On Fri, 04 May 2018 20:09:44 +0200, Maged Mokhtar wrote:

> On 2018-05-02 00:36, David Disseldorp wrote:
...
> > The Ceph (v13.0.2-1974) OSD request expiry functionality is added via a
> > new (likely in the completely wrong place) class="user" fn="expire_req"
> > call:
> > https://github.com/ddiss/ceph/commits/poc_osd_req_expiry
> > 
> > This new class function is then invoked via an op that is prefixed to
> > all kRBD OSD write requests *if* the image is mapped with a
> > write_expiry_msec=X parameter:
> > https://git.samba.org/?p=ddiss/linux.git;a=shortlog;h=refs/heads/poc_krbd_wreq_expiry
...
> For cloned images: in rbd_obj_read_from_parent() you just get the 
> current time now but in rbd_obj_issue_copyup() we use original request 
> time, this is ok since the first is a read op ?
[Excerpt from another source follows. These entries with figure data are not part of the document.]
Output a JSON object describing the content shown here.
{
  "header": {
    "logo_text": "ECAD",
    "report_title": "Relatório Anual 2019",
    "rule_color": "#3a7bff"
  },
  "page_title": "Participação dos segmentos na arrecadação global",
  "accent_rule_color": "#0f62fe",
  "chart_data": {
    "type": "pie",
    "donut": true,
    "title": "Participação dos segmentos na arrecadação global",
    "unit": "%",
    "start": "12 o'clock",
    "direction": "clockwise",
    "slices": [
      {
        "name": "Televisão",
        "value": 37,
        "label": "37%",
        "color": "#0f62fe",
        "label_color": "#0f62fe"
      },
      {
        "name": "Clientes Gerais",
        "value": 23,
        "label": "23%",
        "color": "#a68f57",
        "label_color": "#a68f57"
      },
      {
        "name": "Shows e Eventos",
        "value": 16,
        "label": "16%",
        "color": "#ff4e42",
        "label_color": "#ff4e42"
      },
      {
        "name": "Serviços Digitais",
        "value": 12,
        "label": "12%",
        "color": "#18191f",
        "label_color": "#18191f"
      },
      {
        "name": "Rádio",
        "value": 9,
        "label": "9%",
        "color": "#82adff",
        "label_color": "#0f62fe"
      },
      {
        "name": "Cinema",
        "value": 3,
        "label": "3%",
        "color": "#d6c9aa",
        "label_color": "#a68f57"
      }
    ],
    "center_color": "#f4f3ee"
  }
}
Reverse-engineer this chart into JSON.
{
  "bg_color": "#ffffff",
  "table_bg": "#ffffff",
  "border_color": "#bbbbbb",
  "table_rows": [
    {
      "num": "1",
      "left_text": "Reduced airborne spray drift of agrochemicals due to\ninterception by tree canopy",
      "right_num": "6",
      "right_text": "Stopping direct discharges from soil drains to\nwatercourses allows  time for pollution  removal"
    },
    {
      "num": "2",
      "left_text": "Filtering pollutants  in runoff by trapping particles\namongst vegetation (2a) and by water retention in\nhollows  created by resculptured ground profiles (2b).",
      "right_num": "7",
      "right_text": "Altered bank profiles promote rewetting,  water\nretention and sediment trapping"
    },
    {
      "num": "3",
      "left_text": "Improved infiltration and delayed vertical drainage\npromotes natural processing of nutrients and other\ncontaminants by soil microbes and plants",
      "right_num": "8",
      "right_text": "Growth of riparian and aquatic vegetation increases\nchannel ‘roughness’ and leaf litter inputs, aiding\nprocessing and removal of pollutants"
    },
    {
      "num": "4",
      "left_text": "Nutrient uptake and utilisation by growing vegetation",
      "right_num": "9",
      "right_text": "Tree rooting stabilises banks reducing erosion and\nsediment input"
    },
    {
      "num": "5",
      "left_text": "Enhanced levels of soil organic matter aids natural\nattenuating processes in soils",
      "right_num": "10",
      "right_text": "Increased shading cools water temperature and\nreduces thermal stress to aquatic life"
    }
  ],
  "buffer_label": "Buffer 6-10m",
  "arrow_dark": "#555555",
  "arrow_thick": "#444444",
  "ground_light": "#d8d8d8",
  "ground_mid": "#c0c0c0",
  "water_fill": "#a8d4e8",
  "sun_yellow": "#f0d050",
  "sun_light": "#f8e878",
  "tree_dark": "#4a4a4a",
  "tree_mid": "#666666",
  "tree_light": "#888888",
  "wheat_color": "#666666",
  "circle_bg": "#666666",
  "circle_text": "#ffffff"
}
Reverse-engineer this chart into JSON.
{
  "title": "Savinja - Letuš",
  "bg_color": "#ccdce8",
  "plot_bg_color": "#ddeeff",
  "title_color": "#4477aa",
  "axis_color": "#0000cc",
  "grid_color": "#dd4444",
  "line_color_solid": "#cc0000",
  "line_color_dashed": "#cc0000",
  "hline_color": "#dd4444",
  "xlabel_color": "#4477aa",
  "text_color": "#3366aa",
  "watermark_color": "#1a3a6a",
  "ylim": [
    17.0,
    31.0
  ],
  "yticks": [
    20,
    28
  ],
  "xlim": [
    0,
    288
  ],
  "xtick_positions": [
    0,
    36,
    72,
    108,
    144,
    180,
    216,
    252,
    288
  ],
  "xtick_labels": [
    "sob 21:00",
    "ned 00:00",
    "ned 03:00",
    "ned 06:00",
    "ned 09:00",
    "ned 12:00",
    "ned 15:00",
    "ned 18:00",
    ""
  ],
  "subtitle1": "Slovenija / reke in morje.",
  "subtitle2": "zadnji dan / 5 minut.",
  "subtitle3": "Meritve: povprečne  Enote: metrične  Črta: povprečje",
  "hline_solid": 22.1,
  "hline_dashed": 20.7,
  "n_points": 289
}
I've only focused on write-type operations for now. I think it'd
actually make sense to also offer a read_expiry_msec parameter, so that
all requests can optionally carry an expiration time.

> Is there any performance impact from calling current_kernel_time64() 
> since it does use locking, can we use __current_kernel_time() or even 
> something less accurate we derive from jiffies since we do not need that 
> much accuracy.

I haven't done any performance tests on the PoC yet, but yes, a low
resolution clock would probably be preferable here.

> just a cosmetic thing, would it be better to have 2 versions: 
> rbd_img_request_create and rbd_img_request_create_ex and have the later 
> take the timespec64 parameter ?

That might be a little cleaner, I'll take a look.

> i would also be interested to look at the patches to target_core_rbd, 
> were these done against the 4.17 kernel or the SUSE SLE 12 SP3 branch ? 

Okay, I'll send them through. I did them against the SLE12SP3 branch.

> Do you initialize the started time just before calling 
> rbd_img_request_create() ?

In LIO I added se_cmd init time tracking to transport_init_se_cmd().

> what i hope to do is initialize this time 
> from the time stamps of received packets, which seems to be 
> straightforward from your current patches.

I like that approach, but am still a little concerned about the
complexity it potentially adds to LIO and the librbd API (adding a
timeout parameter for every request).

> Really nice work, i am really eager to build this.